This photograph of Windermere dates from March 2002. A version is posted on my Out & About website.
I had labelled it: Lake Windermere: View towards Helvellyn. A few days ago I had an email pointing out that the word Lake in the title is redundant. This body of water is simply Winder-mere. Mere is just another term for a lake.
I agree and have re-labelled the photograph.
In a follow-up email, however, my correspondent added
I think that 'the media' is largely responsible for the misuse, and also for its acceptance among the general public, few of whom care much about the language anyway.
Regardless of the reason for it happening, or for its acceptance, the fact remains that it betrays a lack of understanding of the english language ... sad then that so many perpetrators actually make their living from use of that language.

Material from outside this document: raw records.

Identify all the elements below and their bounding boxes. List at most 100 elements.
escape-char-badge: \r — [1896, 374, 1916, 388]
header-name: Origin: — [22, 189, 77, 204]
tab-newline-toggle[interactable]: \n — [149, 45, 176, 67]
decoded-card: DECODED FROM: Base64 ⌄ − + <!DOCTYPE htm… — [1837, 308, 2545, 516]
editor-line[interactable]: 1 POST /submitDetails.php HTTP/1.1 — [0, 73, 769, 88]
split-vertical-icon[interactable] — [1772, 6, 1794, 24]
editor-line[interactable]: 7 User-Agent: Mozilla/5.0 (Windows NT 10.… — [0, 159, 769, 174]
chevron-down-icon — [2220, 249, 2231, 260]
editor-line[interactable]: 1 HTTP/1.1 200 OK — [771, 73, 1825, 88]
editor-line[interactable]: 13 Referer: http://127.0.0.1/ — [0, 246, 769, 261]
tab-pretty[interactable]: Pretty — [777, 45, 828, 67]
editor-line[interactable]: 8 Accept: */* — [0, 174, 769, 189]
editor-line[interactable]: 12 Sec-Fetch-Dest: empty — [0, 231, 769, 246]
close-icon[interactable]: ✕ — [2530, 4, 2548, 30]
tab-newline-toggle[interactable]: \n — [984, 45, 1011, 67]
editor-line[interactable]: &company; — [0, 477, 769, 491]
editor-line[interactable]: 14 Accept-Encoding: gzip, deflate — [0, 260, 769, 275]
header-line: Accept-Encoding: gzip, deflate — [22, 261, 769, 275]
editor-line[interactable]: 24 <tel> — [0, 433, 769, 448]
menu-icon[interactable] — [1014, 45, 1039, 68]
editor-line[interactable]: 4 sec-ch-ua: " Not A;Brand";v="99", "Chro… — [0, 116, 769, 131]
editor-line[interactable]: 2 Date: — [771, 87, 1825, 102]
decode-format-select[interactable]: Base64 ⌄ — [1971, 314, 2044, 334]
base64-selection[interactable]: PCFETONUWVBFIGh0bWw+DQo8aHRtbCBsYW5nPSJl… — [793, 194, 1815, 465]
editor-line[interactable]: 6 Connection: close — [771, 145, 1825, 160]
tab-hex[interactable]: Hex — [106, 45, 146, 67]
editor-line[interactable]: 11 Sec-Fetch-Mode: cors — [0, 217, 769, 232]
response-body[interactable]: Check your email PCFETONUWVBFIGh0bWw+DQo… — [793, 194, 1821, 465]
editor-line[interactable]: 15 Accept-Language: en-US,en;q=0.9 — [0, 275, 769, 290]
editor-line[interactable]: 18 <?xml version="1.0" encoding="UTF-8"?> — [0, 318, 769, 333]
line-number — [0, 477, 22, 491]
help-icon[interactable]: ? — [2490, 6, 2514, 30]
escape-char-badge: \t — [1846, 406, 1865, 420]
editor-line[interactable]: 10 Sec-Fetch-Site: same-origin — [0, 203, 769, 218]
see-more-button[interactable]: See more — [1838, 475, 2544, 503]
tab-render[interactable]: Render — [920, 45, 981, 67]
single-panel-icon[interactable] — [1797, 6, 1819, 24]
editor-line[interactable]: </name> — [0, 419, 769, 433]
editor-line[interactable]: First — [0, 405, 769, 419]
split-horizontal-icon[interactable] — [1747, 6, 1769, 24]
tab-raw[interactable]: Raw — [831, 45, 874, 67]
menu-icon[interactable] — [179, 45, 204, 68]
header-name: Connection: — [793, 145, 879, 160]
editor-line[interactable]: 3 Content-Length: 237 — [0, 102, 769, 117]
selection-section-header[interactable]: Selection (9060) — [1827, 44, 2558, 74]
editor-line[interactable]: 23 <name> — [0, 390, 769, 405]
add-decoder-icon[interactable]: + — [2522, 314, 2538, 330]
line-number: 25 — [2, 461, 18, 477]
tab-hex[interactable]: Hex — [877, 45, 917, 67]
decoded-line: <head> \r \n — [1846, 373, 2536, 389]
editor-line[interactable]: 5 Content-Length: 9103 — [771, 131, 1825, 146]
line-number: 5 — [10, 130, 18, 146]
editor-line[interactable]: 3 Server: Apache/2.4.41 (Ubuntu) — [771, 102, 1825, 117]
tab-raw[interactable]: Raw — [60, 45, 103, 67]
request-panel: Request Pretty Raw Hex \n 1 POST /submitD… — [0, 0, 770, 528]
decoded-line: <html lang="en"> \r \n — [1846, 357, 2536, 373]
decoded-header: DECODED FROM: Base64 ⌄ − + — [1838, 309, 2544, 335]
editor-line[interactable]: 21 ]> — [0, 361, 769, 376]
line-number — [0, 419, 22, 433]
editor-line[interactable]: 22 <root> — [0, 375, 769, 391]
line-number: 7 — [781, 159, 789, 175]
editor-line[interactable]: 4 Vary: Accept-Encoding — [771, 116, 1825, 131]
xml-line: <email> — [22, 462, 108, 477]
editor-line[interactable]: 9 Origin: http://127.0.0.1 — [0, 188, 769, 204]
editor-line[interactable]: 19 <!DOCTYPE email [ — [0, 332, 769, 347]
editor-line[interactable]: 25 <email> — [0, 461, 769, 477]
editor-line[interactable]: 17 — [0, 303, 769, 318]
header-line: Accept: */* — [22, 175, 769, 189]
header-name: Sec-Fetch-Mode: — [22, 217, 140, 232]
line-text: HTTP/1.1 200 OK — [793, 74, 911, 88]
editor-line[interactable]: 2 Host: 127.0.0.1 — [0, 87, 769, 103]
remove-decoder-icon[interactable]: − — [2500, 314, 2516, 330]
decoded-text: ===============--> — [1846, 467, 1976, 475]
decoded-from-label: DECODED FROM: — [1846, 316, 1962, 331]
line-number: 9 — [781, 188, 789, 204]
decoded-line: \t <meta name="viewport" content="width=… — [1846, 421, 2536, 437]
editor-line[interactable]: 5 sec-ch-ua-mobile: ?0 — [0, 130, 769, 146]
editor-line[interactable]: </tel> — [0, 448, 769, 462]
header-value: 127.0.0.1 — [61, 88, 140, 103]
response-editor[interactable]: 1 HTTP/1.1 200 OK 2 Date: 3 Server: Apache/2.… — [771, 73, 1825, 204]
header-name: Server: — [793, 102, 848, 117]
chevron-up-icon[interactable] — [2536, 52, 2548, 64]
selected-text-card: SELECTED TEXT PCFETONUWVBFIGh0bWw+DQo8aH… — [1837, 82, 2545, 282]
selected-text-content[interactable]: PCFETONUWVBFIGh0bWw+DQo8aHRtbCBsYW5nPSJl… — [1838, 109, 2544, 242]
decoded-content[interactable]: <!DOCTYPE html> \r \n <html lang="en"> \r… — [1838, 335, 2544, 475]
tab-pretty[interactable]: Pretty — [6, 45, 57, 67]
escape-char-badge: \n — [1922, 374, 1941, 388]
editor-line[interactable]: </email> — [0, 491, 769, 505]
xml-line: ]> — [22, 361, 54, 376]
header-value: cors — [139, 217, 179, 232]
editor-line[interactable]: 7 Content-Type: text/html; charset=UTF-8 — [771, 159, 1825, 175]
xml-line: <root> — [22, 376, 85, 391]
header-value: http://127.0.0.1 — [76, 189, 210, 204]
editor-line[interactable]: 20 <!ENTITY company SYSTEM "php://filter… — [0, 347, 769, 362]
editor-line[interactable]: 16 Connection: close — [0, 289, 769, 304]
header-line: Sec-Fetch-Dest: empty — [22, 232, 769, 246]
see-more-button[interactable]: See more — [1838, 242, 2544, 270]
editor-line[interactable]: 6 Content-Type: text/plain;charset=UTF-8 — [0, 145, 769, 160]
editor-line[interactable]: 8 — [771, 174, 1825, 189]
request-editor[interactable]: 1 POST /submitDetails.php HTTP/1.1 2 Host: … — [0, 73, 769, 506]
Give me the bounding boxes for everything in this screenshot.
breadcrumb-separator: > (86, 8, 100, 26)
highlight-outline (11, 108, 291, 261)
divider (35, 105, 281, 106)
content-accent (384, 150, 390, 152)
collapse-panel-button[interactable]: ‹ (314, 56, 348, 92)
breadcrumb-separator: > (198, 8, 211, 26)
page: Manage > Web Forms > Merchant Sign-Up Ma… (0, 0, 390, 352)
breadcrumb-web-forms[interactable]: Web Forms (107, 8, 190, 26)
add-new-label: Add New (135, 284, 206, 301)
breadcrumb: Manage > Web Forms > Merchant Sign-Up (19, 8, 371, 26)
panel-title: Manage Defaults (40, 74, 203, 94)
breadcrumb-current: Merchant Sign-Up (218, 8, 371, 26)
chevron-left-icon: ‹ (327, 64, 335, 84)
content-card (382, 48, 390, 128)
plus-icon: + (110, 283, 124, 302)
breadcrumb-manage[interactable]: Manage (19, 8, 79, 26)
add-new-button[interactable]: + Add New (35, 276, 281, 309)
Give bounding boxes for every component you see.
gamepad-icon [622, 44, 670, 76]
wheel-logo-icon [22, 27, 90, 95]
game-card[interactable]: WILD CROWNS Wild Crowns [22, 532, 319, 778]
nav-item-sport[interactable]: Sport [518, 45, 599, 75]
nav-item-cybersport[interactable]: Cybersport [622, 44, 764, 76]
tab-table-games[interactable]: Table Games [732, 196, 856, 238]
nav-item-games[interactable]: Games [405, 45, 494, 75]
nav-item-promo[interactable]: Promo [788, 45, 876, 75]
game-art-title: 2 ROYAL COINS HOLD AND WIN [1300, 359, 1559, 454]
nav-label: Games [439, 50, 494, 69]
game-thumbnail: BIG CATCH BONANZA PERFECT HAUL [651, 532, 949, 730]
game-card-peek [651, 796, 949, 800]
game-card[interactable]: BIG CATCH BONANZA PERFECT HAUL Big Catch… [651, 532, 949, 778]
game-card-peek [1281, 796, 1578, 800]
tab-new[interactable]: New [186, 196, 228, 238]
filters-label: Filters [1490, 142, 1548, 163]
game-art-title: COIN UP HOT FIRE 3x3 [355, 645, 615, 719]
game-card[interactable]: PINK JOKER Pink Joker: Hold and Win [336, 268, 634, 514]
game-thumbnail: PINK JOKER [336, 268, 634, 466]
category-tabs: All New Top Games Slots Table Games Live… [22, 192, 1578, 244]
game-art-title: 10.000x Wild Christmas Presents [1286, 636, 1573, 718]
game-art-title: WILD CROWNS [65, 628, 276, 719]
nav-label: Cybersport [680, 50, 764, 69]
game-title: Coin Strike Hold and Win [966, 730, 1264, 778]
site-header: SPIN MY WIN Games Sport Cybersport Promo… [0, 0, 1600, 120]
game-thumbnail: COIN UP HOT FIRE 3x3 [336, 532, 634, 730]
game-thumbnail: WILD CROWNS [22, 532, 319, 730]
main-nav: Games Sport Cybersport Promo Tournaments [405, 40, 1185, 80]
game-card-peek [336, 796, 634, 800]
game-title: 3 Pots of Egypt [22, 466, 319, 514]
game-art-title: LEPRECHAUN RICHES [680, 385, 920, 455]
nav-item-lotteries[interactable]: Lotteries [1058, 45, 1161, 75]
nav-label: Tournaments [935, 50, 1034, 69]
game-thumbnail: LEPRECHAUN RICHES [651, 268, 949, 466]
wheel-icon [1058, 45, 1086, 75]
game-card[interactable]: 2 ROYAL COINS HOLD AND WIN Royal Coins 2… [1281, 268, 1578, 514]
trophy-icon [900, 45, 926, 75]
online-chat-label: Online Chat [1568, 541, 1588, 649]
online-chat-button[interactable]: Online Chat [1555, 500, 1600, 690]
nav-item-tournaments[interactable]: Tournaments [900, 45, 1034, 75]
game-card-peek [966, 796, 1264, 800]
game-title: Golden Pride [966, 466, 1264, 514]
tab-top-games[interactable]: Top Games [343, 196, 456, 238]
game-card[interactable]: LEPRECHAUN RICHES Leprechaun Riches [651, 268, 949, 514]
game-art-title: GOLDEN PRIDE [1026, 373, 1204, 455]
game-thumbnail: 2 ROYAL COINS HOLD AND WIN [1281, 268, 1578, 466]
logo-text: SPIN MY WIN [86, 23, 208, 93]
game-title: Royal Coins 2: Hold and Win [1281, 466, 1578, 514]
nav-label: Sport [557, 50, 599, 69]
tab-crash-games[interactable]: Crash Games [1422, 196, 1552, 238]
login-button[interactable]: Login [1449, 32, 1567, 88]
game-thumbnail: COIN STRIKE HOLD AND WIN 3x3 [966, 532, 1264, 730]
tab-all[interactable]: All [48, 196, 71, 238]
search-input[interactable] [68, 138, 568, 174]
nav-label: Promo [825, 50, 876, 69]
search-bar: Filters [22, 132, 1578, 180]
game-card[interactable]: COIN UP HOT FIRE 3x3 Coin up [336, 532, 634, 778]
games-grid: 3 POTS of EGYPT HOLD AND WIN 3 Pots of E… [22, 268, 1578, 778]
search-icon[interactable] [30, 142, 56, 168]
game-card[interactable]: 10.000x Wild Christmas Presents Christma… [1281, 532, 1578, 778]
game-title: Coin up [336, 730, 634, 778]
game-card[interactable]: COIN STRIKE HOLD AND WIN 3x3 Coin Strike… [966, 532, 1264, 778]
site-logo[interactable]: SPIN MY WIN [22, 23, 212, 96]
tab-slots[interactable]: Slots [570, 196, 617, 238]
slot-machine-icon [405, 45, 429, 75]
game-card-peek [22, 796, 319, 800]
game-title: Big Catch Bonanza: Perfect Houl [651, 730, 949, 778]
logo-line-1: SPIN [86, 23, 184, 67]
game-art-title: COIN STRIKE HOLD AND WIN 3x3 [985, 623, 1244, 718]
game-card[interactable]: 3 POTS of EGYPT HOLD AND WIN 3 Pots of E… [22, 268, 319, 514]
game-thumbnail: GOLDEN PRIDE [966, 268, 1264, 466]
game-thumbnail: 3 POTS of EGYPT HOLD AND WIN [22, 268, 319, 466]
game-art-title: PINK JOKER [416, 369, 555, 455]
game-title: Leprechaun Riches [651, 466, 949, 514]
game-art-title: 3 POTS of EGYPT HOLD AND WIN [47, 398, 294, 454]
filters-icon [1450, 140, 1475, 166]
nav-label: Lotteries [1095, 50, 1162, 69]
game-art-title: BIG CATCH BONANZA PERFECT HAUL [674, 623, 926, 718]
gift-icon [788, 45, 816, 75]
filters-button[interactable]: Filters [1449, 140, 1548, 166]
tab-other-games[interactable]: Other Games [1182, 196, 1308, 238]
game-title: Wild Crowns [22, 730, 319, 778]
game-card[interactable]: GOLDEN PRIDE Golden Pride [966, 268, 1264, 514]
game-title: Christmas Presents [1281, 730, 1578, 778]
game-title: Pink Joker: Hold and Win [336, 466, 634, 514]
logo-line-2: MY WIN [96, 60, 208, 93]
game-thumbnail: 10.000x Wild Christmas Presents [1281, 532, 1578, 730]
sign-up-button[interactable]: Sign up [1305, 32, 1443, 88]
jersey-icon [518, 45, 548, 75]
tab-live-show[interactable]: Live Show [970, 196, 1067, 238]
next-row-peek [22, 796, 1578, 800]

I thought I'd do a bit of investigation and the name Lake Windermere does seem to crop up on the websites of various local businesses and others whom you might have thought would have known better.
Even Windermere Lake Cruises on whose boat we sailed, uses the term at one stage.
One site that avoids the pitfall and has some stunning pictures is the Visit Cumbria site.
Windermere, the town, was originally known as Birthwaite, but when the railway arrived in 1847, the station was named Windermere and the town developed quickly around the station, with hotels, boarding houses and shops eventually spreading down the hill to merge with Bowness.
One might well question why the National Park was called the Lake District when there is only one lake (Bassenthwaite Lake) while the rest are meres, tarns or waters.
The Wikipedia List of tautological place-names not only includes Lake Windermere but also Wastwater, being a combination of the Old Norse "vatn" and the Old English "wæter", meaning waterwater.